Among the encouraging narratives of Bereishis are the promises made by G‑d to the Patriarchs that the Jews would leave exile in a more exalted state than when they entered it — “they will then leave [exile] with great wealth.”6

Moreover, the further one advances in the book of Bereishis , the more strength one finds being given to the Jews, who would eventually be exiled in Egypt. This encouragement reaches its high point in the concluding portion of Vayechi, wherein Yaakov blesses his children, drawing down sufficient strength for each tribe and its progeny that they will be able to withstand the test of exile.
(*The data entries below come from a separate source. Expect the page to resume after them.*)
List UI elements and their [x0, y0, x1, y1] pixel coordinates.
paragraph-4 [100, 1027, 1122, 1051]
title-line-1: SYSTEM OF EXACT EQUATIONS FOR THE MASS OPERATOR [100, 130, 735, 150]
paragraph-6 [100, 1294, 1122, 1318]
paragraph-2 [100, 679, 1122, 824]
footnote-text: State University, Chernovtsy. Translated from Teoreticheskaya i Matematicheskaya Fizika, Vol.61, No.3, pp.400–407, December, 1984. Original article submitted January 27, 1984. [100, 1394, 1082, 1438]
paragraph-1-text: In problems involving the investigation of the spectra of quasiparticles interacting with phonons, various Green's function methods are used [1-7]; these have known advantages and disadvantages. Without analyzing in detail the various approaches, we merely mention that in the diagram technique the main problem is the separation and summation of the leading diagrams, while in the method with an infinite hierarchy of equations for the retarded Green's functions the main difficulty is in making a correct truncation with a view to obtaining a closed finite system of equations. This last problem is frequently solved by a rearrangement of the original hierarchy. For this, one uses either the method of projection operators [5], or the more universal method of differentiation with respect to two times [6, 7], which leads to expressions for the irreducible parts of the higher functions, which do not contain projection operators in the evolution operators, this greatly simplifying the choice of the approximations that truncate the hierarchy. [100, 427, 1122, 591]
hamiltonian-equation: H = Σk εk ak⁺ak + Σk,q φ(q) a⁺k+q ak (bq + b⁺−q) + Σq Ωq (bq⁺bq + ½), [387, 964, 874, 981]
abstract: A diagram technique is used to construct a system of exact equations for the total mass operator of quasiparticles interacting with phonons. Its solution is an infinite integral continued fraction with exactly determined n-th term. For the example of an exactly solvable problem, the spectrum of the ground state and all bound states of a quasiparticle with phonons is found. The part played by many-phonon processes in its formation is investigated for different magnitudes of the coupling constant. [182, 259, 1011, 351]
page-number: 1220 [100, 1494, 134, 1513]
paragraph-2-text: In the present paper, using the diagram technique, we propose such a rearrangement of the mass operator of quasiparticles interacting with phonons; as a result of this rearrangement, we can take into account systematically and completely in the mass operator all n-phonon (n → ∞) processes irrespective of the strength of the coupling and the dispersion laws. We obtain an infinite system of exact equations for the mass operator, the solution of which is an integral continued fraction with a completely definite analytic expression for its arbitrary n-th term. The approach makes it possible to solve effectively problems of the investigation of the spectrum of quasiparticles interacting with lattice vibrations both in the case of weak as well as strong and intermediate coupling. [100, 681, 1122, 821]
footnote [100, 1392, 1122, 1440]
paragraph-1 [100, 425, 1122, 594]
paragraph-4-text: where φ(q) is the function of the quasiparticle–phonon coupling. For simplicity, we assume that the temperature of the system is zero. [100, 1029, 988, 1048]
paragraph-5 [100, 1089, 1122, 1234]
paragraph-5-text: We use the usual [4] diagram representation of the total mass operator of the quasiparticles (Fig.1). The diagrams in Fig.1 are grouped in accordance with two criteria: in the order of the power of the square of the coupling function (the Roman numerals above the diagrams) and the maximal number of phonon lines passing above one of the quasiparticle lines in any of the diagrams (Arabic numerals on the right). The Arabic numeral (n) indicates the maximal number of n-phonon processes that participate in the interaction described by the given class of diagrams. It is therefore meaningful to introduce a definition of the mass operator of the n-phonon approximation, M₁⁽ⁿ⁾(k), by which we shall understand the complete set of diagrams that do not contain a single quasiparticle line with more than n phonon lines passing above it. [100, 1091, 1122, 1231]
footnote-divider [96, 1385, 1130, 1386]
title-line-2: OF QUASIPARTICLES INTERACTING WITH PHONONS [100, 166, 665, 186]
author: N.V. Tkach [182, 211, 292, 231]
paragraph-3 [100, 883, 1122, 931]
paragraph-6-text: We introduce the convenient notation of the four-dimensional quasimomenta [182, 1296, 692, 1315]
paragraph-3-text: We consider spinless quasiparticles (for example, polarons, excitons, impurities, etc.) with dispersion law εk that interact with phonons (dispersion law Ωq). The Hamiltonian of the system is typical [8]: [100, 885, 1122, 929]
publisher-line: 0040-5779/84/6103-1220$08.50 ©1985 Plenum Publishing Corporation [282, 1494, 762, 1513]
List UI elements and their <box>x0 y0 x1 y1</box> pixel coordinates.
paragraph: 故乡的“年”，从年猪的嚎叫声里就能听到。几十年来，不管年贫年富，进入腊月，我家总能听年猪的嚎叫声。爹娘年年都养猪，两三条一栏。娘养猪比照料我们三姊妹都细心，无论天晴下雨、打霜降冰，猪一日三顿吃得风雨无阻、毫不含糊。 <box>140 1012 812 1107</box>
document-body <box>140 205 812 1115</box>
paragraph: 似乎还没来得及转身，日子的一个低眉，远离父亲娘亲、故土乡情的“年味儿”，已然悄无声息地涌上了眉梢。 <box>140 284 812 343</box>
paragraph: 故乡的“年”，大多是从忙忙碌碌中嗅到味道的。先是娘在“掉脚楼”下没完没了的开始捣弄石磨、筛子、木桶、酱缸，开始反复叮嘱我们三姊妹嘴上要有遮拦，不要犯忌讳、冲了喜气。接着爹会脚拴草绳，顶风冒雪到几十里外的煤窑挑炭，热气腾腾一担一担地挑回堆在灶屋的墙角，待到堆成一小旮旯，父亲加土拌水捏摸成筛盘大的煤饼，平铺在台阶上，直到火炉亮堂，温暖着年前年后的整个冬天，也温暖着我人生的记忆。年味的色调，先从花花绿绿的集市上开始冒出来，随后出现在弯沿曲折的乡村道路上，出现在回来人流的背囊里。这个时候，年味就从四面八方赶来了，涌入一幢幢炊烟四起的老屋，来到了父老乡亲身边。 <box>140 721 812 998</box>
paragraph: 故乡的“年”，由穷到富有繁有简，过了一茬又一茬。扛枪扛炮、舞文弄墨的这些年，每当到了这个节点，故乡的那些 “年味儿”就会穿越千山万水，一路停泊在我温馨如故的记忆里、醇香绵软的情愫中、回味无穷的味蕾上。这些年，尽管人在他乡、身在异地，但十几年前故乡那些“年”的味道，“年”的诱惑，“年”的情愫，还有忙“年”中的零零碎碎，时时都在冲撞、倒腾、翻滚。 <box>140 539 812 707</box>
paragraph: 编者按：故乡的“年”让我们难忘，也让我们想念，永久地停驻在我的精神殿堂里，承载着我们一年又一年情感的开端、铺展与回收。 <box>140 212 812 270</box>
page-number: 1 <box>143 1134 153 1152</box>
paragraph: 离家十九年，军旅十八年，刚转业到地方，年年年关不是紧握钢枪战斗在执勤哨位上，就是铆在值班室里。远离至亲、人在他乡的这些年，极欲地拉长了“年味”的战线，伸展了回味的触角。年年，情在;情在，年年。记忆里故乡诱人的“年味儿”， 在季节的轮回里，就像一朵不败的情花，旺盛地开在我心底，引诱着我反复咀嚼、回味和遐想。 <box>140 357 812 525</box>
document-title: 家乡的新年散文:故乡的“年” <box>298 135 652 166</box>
Within the final portion of Vayechi itself, Yosef brings the blessings and words of encouragement closer to home by assuring the Jews that “G‑d will surely remember you and bring you out of this land, to the land that He swore to Avraham, Yitzchak and Yaakov.”7

The greatest degree of strength and fortitude for Jews about to enter exile, however, comes in the very last verse of the portion: “Yosef died… he was embalmed and placed in a coffin in Egypt.”

The fact that Yosef’s coffin remained with the Jewish people in Egypt enabled them to have the courage not only to withstand the exile, but to utilize it for good. This was similar to — and derived its strength from — Yosef, who while in Egypt achieved a standing such that “without you no man shall lift a hand or foot in all Egypt.”8

Based on Likkutei Sichos Vol. XXV, pp. 474-479.